Je suis. Le Seigneur.

Travail pour les étudiants de l'institut Foi vivifiante

Lectures bibliques :

Les références données dans le chapitre.

Exercices :

Expliquez en 10 lignes la phrase : « La révélation, aussi bien dans les synoptiques (Mt, Mc, Lc) que chez saint Jean, est la révélation du Saint, de celui qui est Seigneur (Je suis), et qui vivifie. »

Etude :
Françoise Breynaert, Parcours biblique : Le berceau de l'Incarnation (imprimatur), Parole et silence 2016, p. 334-339

Parcours biblique -59- "Je suis" ; "le Seigneur" ; "le Saint" ; M'aimes-tu ?

« Je Suis ». « Le Seigneur »

La vie

            Dans l’Ancien Testament, au Buisson ardent, Dieu révèle son nom.
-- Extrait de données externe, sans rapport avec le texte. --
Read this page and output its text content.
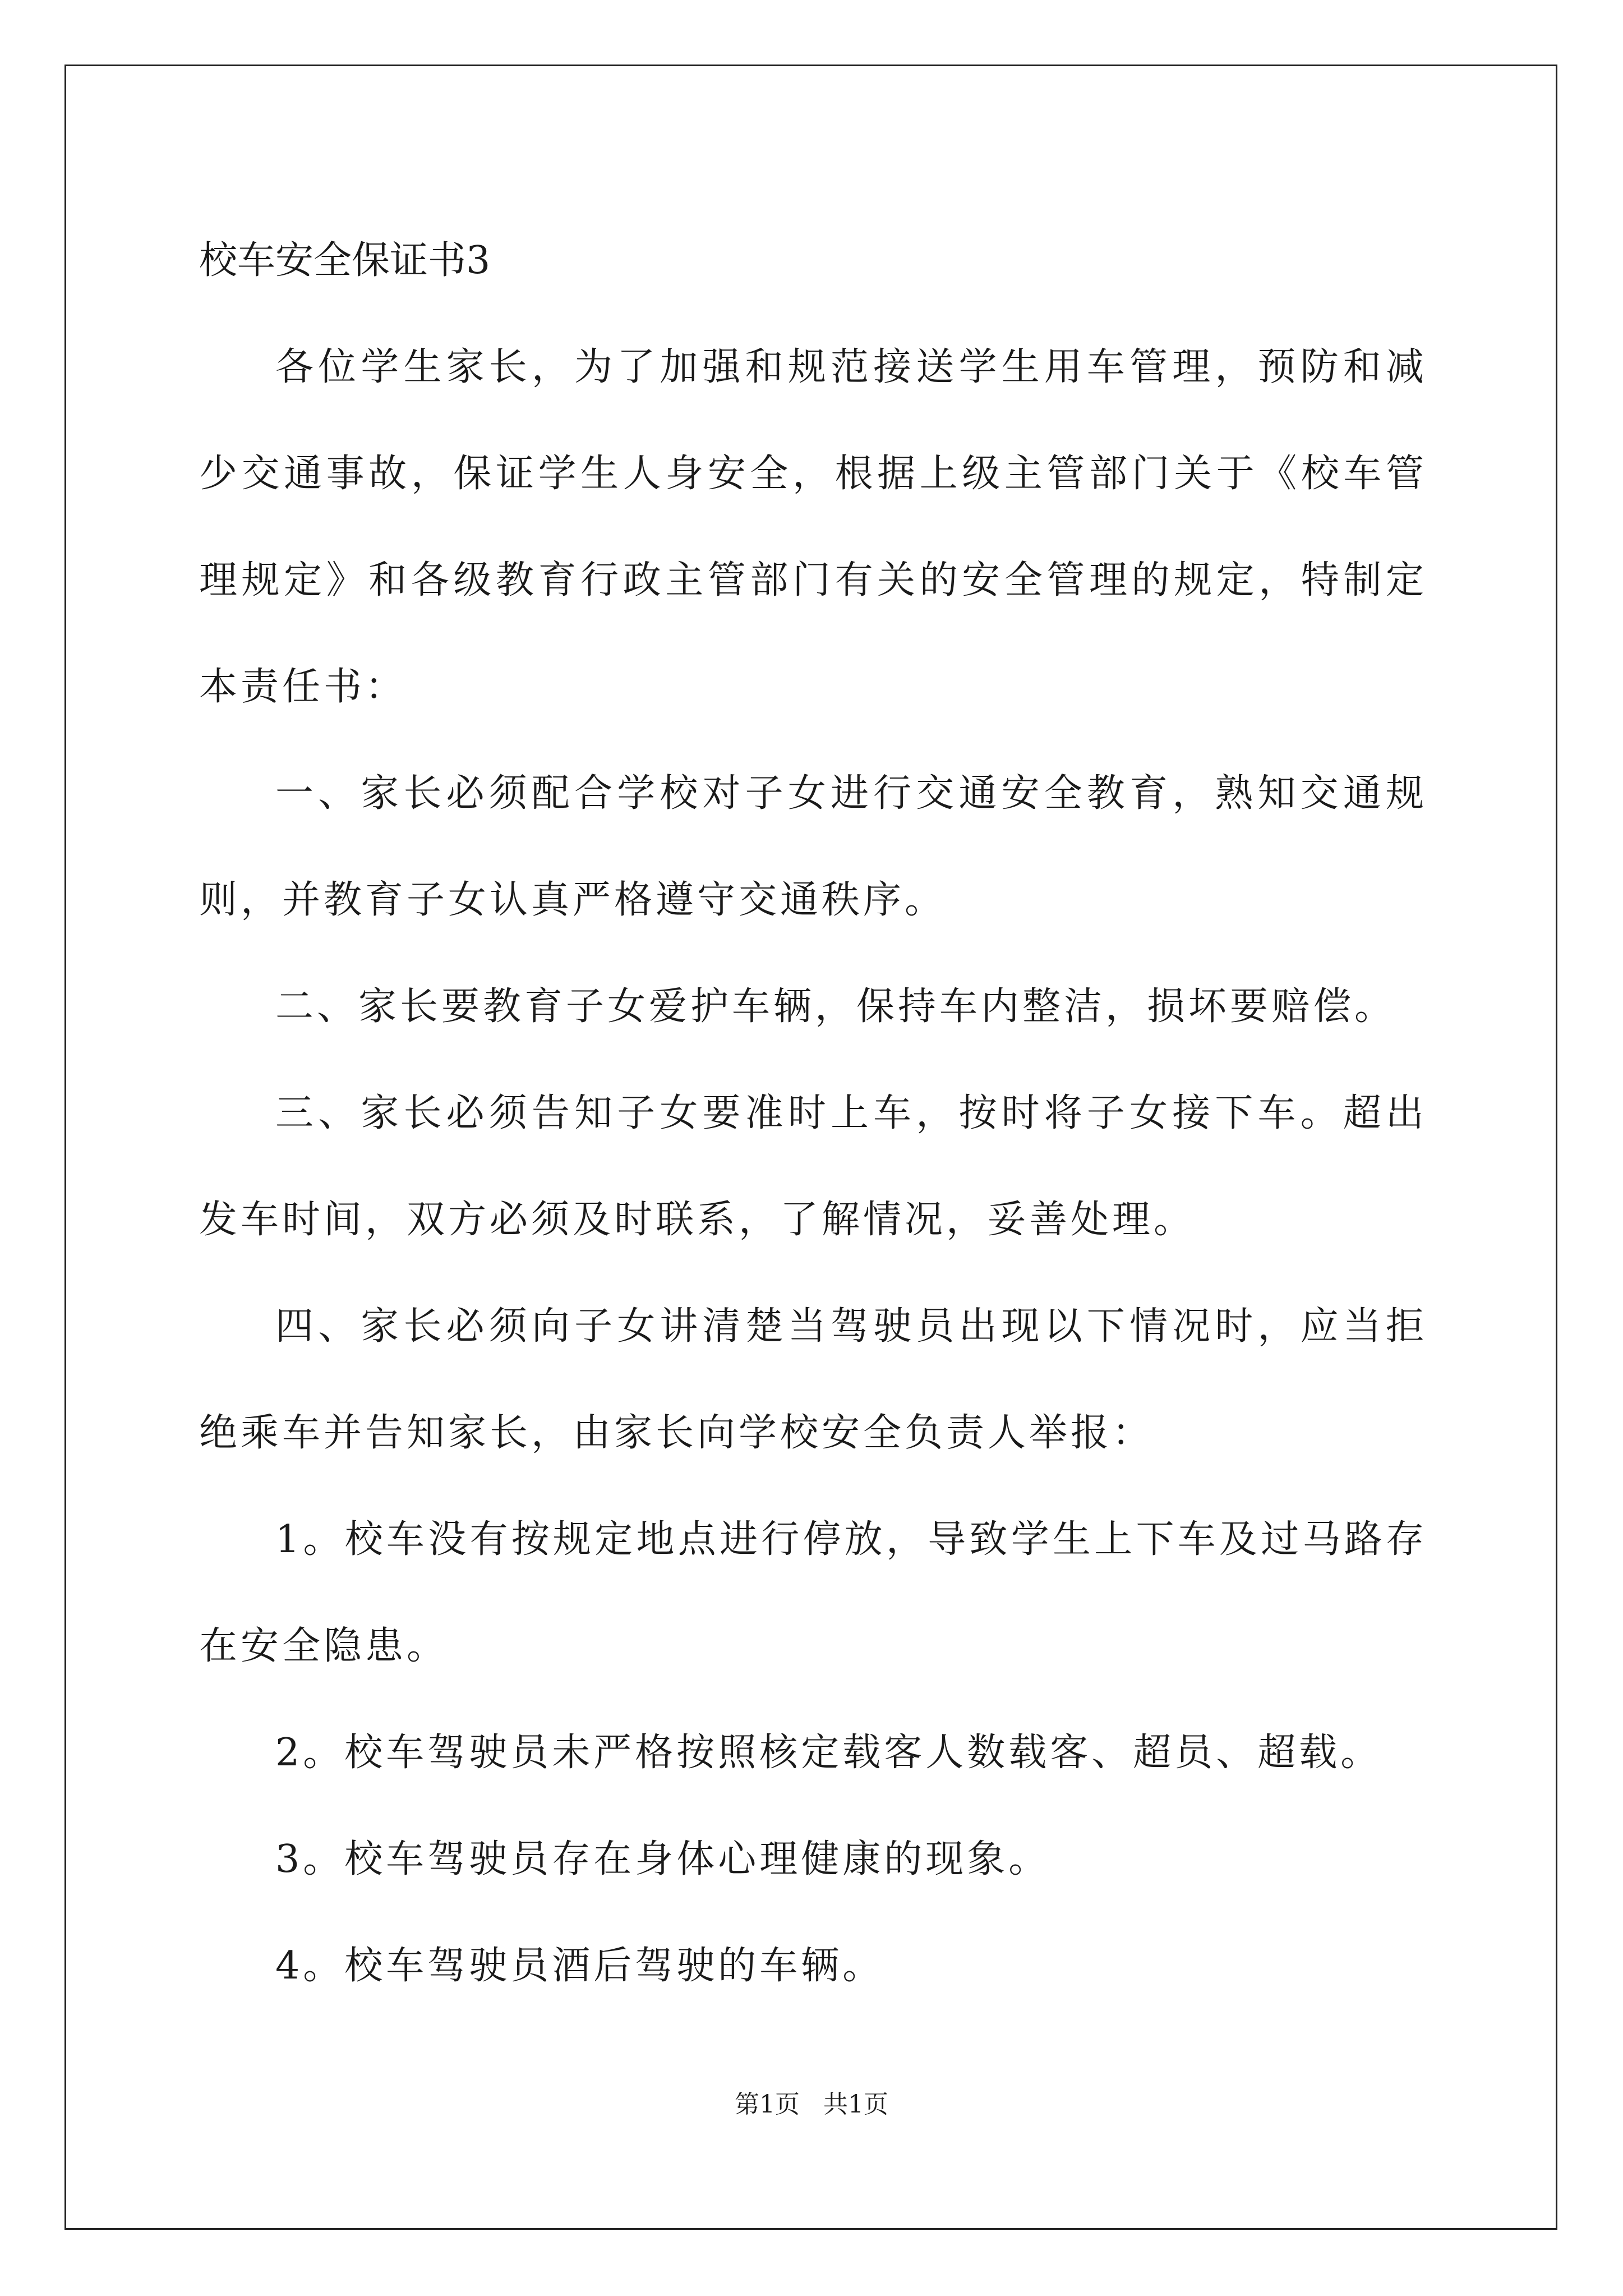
校车安全保证书3

各位学生家长，为了加强和规范接送学生用车管理，预防和减少交通事故，保证学生人身安全，根据上级主管部门关于《校车管理规定》和各级教育行政主管部门有关的安全管理的规定，特制定本责任书：

一、家长必须配合学校对子女进行交通安全教育，熟知交通规则，并教育子女认真严格遵守交通秩序。

二、家长要教育子女爱护车辆，保持车内整洁，损坏要赔偿。

三、家长必须告知子女要准时上车，按时将子女接下车。超出发车时间，双方必须及时联系，了解情况，妥善处理。

四、家长必须向子女讲清楚当驾驶员出现以下情况时，应当拒绝乘车并告知家长，由家长向学校安全负责人举报：

1。校车没有按规定地点进行停放，导致学生上下车及过马路存在安全隐患。

2。校车驾驶员未严格按照核定载客人数载客、超员、超载。

3。校车驾驶员存在身体心理健康的现象。

4。校车驾驶员酒后驾驶的车辆。

第1页   共1页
En Exode 3, 14, le « Je suis » de l’hébreu, a été traduit en grec par «‘o ’ôn », l’étant, on entrait ainsi en métaphysique, mais on perdait la signification dynamique et plein de vie du « Je suis », « Je suis qui je serai »…

            Jésus, quand il reprend l’expression « Je suis », se réfère à la tradition hébraïque. Il est source de vie.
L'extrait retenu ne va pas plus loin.